If Sacramento County supervisors approve a proposed $10.7 million budget cut, Sacramento County Sheriff Scott Jones said Monday that he would release 540 inmates early from local jails.
Jones said he would have no choice but to release inmates early the first time in at least the 20 years he's been with the department because he would have to lay off 36 correctional deputies.
"I really don't want to release inmates early; it goes against the core of my being," Jones told the Board of Supervisors during the start of hearings for the county's proposed 2012-13 budget.
The county's $3.5 billion budget proposal contains a $60 million deficit for all departments. Supervisors will be looking for ways this week to fill holes in the budgets of the sheriff and District Attorney's Office, which is facing a $2.2 million deficit for the fiscal year starting July 1.

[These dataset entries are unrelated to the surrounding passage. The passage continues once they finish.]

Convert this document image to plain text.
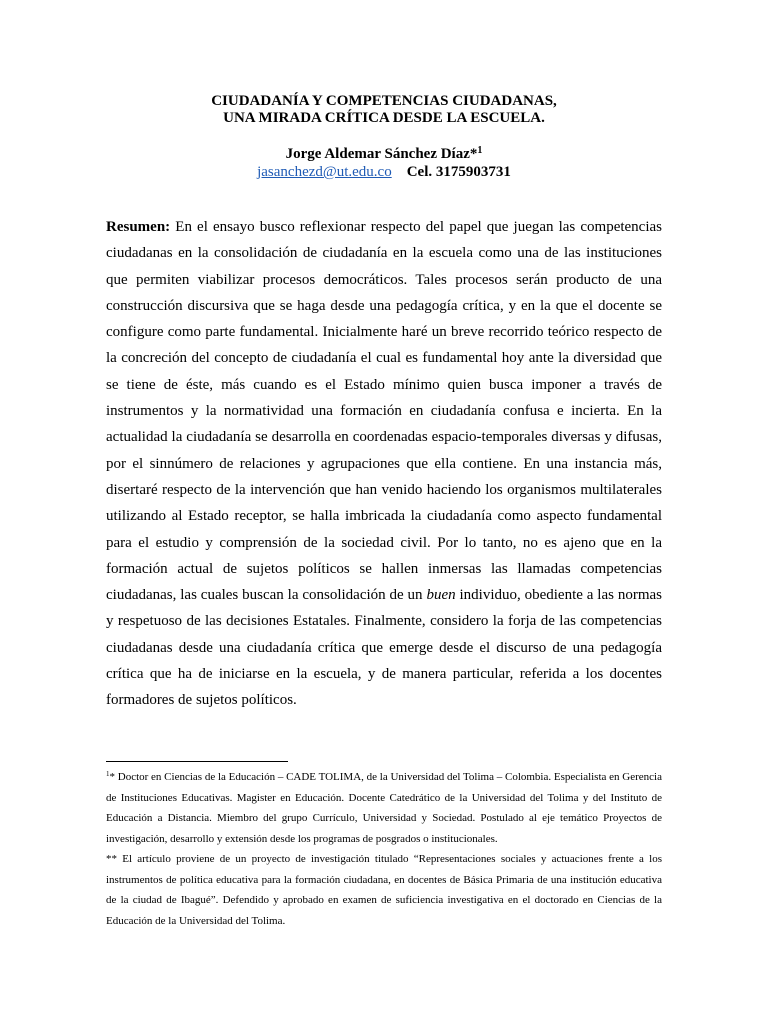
CIUDADANÍA Y COMPETENCIAS CIUDADANAS,
UNA MIRADA CRÍTICA DESDE LA ESCUELA.
Jorge Aldemar Sánchez Díaz*$^1$
jasanchezd@ut.edu.co Cel. 3175903731
Resumen: En el ensayo busco reflexionar respecto del papel que juegan las competencias ciudadanas en la consolidación de ciudadanía en la escuela como una de las instituciones que permiten viabilizar procesos democráticos. Tales procesos serán producto de una construcción discursiva que se haga desde una pedagogía crítica, y en la que el docente se configure como parte fundamental. Inicialmente haré un breve recorrido teórico respecto de la concreción del concepto de ciudadanía el cual es fundamental hoy ante la diversidad que se tiene de éste, más cuando es el Estado mínimo quien busca imponer a través de instrumentos y la normatividad una formación en ciudadanía confusa e incierta. En la actualidad la ciudadanía se desarrolla en coordenadas espacio-temporales diversas y difusas, por el sinnúmero de relaciones y agrupaciones que ella contiene. En una instancia más, disertaré respecto de la intervención que han venido haciendo los organismos multilaterales utilizando al Estado receptor, se halla imbricada la ciudadanía como aspecto fundamental para el estudio y comprensión de la sociedad civil. Por lo tanto, no es ajeno que en la formación actual de sujetos políticos se hallen inmersas las llamadas competencias ciudadanas, las cuales buscan la consolidación de un buen individuo, obediente a las normas y respetuoso de las decisiones Estatales. Finalmente, considero la forja de las competencias ciudadanas desde una ciudadanía crítica que emerge desde el discurso de una pedagogía crítica que ha de iniciarse en la escuela, y de manera particular, referida a los docentes formadores de sujetos políticos.

$^1$* Doctor en Ciencias de la Educación – CADE TOLIMA, de la Universidad del Tolima – Colombia. Especialista en Gerencia de Instituciones Educativas. Magister en Educación. Docente Catedrático de la Universidad del Tolima y del Instituto de Educación a Distancia. Miembro del grupo Currículo, Universidad y Sociedad. Postulado al eje temático Proyectos de investigación, desarrollo y extensión desde los programas de posgrados o institucionales.

** El artículo proviene de un proyecto de investigación titulado “Representaciones sociales y actuaciones frente a los instrumentos de política educativa para la formación ciudadana, en docentes de Básica Primaria de una institución educativa de la ciudad de Ibagué”. Defendido y aprobado en examen de suficiencia investigativa en el doctorado en Ciencias de la Educación de la Universidad del Tolima.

Jones said he doesn't know what types of offenders he would release early from the jails, as the department is just starting to look at the possibility. He said the releases certainly would not be done all at once, and would be done in consultation with other law enforcement agencies.
The correctional layoffs would handle about half of the sheriff's proposed deficit, Jones said. The other half would be handled through the layoff of 37 deputies in patrol services, which handles crime response and investigations.
The department would have to stop responding to certain crimes, such as burglary, and limit the number of patrols, Jones said. Patrol reductions would mean less saturation, but no areas or times would be cut specifically.
In a similar vein, District Attorney Jan Scully said if cuts proposed for her agency go through, she would have to place further reductions on the prosecution of drug and property crimes, which have already seen significant reductions because of past cuts.
"We don't have an adequate justice system for our citizens," Scully told the board.
Scully did not identify where she might make cuts if supervisors go through with the reductions.
The county is entering its fifth straight year of budget cuts, and the sheriff, the district attorney and other county departments have lost funding for about 4,000 employee positions, or 25 percent, in that time.
County Executive Brad Hudson told the board that while property tax revenue continues to decline, the picture for other revenue looks better, and the county expects its overall revenue to be about the same as the current fiscal year. But the county will see an increase in its biggest expense: personnel costs. Salary expenses are expected to go up $15 million, and retirement costs will rise $13 million.
Deputy sheriffs are getting a 5.7 percent raise in the coming fiscal year, which is the biggest reason for the jump in county salary costs, Hudson said. The deal with the Sacramento County Deputy Sheriffs' Association was negotiated in 2009 under Hudson's predecessor.
Retirement costs are going up because of investment losses in the pension plan and because of increased payments for a bond the county used several years ago to handle a large debt to the plan.